Mas o que Lula fez de tão divino para merecer tamanha consideração e adoração? Ora, preencheu milhões de estômagos vazios. O mais incrível é que outros governantes não tiveram essa ideia. Como não pensaram que bastaria criar um programa como o Bolsa Família, oferecendo em troca uma módica quantia para os pais colocarem os filhos na escola? Para quem não tem muito apreço pelo trabalho é um prato cheio, literalmente. O sujeito contenta-se com um bocado de arroz e feijão, palita os dentes fagueiro, afaga a própria barriga e agradece ao seu senhor, Luiz Inácio.

Dificilmente Lula chega aos 100% de aprovação, e talvez nem ele gostaria disso, afinal, como diria Nelson Rodrigues, em célebre e exaustiva frase, toda unanimidade é burra. Aliás, nem Deus consegue ser adorado por todos, assim não seria o nosso Luiz Inácio a  pretender tamanha ousadia.

A popularidade presidencial chegou a patamares tão elevados que até a oposição está colando sua imagem à dele. Ficar contra o governo Lula é considerado erro crasso em estratégia eleitoral. No programa do José Serra, recentemente, utilizaram a imagem do presidente e até o jingle da campanha do tucano traz um versinho simpático em alusão ao nome do santo Luiz Inácio.  Nunca antes neste país se viu algo parecido.

Tudo indica que, caso a Dilma Rousseff vença as eleições – e isso parece quase certo, a se levar em conta os mais de vinte pontos que a separam do Serra – daqui a quatro anos o Lula volta com mais vitalidade, e tudo leva a crê que ainda mais amado e fortalecido, afinal serão dias difíceis sem o Pai da Pátria.
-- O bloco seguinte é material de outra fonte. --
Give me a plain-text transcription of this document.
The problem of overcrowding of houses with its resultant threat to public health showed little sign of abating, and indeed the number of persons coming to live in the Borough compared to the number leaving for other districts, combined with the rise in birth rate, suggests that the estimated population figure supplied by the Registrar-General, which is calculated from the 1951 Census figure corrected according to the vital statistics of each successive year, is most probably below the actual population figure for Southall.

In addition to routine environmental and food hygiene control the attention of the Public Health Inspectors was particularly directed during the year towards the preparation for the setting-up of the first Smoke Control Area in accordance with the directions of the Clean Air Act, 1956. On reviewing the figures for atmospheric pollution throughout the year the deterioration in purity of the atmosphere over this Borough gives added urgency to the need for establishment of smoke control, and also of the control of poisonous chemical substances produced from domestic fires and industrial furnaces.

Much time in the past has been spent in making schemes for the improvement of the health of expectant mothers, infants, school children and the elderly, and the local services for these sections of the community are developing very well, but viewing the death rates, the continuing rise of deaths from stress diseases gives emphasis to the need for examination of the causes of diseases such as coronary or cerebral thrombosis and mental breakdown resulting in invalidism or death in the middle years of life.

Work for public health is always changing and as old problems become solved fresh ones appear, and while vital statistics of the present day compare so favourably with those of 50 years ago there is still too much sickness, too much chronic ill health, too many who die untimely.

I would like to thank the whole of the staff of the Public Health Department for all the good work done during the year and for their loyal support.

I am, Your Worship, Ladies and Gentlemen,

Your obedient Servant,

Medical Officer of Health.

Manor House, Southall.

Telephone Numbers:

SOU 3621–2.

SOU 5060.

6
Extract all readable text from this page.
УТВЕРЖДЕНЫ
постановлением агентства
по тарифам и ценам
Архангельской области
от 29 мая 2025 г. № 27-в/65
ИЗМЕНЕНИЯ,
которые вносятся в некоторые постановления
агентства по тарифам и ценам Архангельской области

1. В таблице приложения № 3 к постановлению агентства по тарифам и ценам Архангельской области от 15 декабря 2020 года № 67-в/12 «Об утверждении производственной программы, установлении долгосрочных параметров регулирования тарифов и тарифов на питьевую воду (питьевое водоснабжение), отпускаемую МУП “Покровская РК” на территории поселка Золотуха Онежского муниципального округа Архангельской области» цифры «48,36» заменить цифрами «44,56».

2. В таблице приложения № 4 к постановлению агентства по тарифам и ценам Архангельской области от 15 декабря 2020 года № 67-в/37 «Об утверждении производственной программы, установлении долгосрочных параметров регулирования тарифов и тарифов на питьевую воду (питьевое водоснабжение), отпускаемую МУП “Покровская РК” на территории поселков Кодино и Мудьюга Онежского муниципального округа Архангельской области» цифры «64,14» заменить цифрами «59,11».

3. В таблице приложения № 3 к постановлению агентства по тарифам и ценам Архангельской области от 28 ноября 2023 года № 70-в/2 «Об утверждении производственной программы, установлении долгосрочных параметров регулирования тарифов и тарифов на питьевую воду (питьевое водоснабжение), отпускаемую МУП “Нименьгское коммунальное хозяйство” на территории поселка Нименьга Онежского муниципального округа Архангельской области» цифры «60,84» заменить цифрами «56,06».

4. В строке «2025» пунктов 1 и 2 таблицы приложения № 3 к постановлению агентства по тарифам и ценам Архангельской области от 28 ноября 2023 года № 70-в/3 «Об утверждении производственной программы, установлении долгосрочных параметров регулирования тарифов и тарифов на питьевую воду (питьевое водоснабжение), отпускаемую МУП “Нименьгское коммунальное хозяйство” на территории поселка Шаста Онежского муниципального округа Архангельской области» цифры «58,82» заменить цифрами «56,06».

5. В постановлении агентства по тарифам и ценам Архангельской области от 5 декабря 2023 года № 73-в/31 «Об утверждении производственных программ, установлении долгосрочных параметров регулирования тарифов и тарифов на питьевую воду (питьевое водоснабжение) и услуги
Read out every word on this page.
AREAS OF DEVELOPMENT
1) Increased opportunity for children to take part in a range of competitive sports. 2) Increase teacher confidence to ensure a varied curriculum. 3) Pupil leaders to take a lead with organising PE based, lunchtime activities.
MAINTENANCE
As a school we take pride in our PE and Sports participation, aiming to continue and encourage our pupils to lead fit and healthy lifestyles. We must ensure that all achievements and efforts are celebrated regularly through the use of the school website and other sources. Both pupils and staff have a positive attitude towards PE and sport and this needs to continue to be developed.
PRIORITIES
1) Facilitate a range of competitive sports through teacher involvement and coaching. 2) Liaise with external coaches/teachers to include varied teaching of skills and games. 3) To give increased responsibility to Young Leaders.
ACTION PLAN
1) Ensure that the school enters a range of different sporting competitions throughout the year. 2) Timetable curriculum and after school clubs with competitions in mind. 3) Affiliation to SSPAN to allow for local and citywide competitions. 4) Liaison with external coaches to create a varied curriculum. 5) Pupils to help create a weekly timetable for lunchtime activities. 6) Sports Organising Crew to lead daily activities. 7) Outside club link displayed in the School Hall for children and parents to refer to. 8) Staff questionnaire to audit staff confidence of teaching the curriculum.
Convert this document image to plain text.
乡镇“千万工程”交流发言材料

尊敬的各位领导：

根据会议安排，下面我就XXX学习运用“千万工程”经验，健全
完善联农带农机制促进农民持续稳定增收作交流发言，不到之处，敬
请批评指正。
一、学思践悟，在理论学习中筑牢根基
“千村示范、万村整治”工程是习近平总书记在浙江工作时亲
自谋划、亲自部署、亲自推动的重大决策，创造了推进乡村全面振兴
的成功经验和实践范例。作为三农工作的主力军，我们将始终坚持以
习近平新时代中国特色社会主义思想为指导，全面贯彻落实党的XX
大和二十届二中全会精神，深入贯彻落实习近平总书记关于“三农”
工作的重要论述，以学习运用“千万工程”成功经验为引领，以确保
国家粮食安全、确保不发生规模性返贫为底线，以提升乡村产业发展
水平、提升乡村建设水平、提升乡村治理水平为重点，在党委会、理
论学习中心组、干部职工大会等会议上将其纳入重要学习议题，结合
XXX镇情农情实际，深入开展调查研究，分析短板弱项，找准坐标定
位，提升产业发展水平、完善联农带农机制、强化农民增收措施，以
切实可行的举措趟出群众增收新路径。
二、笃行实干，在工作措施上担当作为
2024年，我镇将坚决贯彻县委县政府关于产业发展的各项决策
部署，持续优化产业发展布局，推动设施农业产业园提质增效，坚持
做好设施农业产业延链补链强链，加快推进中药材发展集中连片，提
Para que não fiquemos desamparados, Lula “entregou” o povo nas mãos da Dilma, elevando-a da categoria de “genitora do PAC” para “mãe da Nação”. Como se vê, seremos embalados pelos braços maternos que outrora embalaram metralhadoras e fuzis. Mas o povo aguentará o período de carência lulista, com a certeza de que ele estará por ali, sempre a espreita, pronto para aconselhar sua pupila, dando-lhe todo o respaldo necessário.  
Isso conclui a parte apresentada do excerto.